[Top 5] Mes livres pour commencer la fantasy

La fantasy est un genre littéraire que j’ai découvert vers mes 10 ans et pour lequel je me suis passionnée au point qu’elle s’est révélée être un de mes favoris, même si le temps pour m’y plonger est bien plus difficile à trouver qu’il y a dix ans. Si ce genre apparait de plus en plus clairement à la lumière du public, il n’en demeure pas moins toujours une catégorie un peu à part que les lecteurs ont du mal à aborder de façon à leur en simplifier l’accès. 

En effet, bien commencer est primordial à mon sens lorsqu’il est question d’une catégorie aussi peu connue que la fantasy, même si le cinéma veille à la populariser, et avoir un mauvais démarrage est toujours rattrapable mais demeure difficile. Considérant ainsi que toute première fois s’engage par un bon départ, je me propose aujourd’hui de partager avec vous mon top 5 des livres pour commencer la fantasy, tiré de mon expérience personnelle.

 

Numéro 1 : La saga de l’assassin royal, de Robin Hobb

assassin royal

Résumé :

Lorsque le jeune Fitz est conduit à la cour des Six-Duchés, il ne sait pas encore que sa vie – et celle du royaume tout entier – va s’en trouver bouleversée.
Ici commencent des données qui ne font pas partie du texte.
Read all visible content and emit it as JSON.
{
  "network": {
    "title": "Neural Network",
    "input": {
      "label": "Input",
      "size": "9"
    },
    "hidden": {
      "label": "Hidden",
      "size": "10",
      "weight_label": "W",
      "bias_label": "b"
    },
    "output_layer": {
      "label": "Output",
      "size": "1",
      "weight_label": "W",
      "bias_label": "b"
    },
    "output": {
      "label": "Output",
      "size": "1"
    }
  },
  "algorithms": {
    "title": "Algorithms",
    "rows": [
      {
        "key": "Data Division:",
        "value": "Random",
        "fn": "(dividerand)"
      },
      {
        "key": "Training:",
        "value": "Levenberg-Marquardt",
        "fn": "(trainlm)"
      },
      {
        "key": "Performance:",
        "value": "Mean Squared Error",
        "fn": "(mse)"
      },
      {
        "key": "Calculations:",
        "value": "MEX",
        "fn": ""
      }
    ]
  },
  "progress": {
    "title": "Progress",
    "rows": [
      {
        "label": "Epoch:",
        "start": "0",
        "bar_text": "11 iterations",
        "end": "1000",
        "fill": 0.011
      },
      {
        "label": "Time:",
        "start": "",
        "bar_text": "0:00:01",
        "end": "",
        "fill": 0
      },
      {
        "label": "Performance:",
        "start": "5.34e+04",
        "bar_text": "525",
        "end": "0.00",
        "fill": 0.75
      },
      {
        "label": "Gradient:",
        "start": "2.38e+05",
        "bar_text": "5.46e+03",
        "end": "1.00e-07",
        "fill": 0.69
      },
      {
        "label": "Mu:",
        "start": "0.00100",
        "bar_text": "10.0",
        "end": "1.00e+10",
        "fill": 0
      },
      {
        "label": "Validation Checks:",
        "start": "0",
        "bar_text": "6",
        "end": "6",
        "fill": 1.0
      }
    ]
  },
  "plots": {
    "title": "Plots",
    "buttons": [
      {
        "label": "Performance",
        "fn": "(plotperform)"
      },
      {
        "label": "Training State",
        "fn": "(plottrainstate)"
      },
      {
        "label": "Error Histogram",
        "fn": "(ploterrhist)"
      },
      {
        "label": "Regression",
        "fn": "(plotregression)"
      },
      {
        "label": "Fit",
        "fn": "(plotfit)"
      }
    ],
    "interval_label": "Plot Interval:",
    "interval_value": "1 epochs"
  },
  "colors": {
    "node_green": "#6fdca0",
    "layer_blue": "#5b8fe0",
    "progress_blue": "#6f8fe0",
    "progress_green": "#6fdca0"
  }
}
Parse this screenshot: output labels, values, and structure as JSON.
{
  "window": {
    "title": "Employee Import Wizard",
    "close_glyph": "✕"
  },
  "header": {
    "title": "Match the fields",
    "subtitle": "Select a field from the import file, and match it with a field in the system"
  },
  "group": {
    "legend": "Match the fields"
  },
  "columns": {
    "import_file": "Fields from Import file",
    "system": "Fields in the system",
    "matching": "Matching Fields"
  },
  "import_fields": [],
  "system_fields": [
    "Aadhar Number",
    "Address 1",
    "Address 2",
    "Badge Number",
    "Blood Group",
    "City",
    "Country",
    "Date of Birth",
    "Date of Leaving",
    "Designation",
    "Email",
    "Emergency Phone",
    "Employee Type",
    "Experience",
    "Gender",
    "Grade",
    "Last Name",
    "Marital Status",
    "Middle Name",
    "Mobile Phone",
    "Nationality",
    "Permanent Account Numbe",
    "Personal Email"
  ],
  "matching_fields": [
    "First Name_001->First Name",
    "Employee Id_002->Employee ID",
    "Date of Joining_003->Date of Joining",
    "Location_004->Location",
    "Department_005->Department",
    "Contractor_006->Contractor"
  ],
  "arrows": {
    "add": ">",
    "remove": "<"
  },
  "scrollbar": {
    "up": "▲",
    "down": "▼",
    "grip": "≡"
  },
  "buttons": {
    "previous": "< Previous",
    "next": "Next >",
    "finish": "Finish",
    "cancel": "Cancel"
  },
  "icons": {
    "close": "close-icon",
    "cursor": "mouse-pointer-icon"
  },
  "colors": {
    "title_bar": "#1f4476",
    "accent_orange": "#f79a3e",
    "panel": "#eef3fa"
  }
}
Le roi-servant Chevalerie, père de cet enfant illégitime, devra renoncer au trône pour ne pas entacher la réputation de la famille royale… Et nombreux sont les prétendants à la succession… Fitz se retrouve isolé au centre d’un univers qu’il ne connaît pas. En quoi le Vif, cette étrange magie qu’il découvre et qui lui permet de communiquer avec les animaux, est-elle si dangereuse ? Et pour quelle raison le roi Subtil fait-il appel à lui pour lui enseigner une forme étrange de diplomatie : l’art de tuer ? Poisons, magies et lames effilées vont bien vite devenir le quotidien du jeune bâtard princier…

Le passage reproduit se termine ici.